Z przestrzeni kosmicznej do atmosfery ziemskiej stale dociera promieniowanie kosmiczne - w tym m.in. wysokoenergetyczne cząstki pierwotnego promieniowania kosmicznego. Te ostatnie to zwykle protony lub kwanty promieniowania gamma, o energii przekraczającej 1018 eV. Promieniowanie takie jest emitowane przez supernowe i czarne dziury. Gdy cząstka, poruszająca się w próżni z prędkością bliską prędkości światła, dotrze do atmosfery Ziemi, może stworzyć wielki pęk atmosferyczny czyli kaskady cząstek wtórnych o mniejszej energii.

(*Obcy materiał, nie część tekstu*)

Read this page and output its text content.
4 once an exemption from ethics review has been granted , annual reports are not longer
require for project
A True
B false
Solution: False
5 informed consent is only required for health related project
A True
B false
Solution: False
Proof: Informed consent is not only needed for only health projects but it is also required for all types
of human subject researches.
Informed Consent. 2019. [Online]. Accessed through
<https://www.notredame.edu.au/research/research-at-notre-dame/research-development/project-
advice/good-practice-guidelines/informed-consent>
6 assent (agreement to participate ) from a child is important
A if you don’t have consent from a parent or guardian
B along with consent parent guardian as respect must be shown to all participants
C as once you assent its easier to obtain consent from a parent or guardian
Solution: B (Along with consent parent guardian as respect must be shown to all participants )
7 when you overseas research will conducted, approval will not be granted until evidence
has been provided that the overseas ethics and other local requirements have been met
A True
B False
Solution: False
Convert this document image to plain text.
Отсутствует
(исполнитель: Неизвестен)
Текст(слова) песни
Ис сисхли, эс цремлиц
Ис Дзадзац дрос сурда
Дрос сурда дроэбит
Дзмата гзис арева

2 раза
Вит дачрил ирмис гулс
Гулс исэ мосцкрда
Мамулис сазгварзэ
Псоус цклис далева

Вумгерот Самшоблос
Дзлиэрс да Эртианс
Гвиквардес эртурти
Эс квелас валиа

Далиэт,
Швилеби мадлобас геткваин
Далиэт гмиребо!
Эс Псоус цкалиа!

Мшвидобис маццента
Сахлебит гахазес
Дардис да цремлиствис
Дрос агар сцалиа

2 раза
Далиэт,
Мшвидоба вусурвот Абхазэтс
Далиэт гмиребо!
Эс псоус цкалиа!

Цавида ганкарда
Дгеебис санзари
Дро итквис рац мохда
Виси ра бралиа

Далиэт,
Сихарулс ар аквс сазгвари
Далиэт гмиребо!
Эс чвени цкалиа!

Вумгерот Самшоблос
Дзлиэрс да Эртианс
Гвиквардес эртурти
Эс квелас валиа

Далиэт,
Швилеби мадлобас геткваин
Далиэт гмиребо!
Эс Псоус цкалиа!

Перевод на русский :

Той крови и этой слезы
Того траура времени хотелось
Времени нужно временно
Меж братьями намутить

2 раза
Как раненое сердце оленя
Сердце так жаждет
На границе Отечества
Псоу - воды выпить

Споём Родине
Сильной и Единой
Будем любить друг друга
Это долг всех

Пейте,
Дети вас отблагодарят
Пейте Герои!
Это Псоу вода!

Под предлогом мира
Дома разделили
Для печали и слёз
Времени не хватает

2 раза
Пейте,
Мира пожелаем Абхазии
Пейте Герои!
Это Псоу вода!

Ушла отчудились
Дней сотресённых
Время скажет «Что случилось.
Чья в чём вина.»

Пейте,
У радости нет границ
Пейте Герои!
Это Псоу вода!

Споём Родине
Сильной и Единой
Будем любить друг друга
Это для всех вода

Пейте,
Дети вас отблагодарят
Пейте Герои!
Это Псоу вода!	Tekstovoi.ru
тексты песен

Trudności pomiarowe powodują, że wiedza o tych zjawiskach jest ograniczona. Urządzenie o powierzchni 1m kwadratowego może wykryć wydarzenie, jakim jest uderzenie cząstki o wielkiej energii, raz na 100 lat. Aby badanie było kompletne, potrzebny jest przyrząd o powierzchni średniej wielkości kraju europejskiego.
Naukowcy z rosyjskiego Laboratorium Metod Analizy Dużych Danych Wyższej Szkoły Ekonomicznej stworzyli projekt, CRAYFIS, proponują wykorzystanie rozproszonej sieci telefonii komórkowej do wykrywania promieni kosmicznych o bardzo wysokiej energii. W tym celu opracowali algorytm używający sieci neuronowych, który może posłużyć się kamerami smartfonów do zarejestrowania mionów tworzących wielkie pęki atmosferyczne.
Wolontariusze biorący udział w projekcie, proszeni są o zainstalowanie oprogramowania i pozostawienia włączonych telefonów na noc. W tym czasie obrazy są analizowane, a dane wysyłane do serwera. Ten odseparowuje zarejestrowane ścieżki mionów od wszystkich innych.
Naukowcy spodziewają się, że interesujące ich zjawisko zostanie zarejestrowane na mniej niż jednym zdjęciu na pięćset, dlatego też im więcej osób zaangażuje się w projekt, tym więcej wiarygodnych danych zarejestruje serwer i tym więcej informacji zyskamy.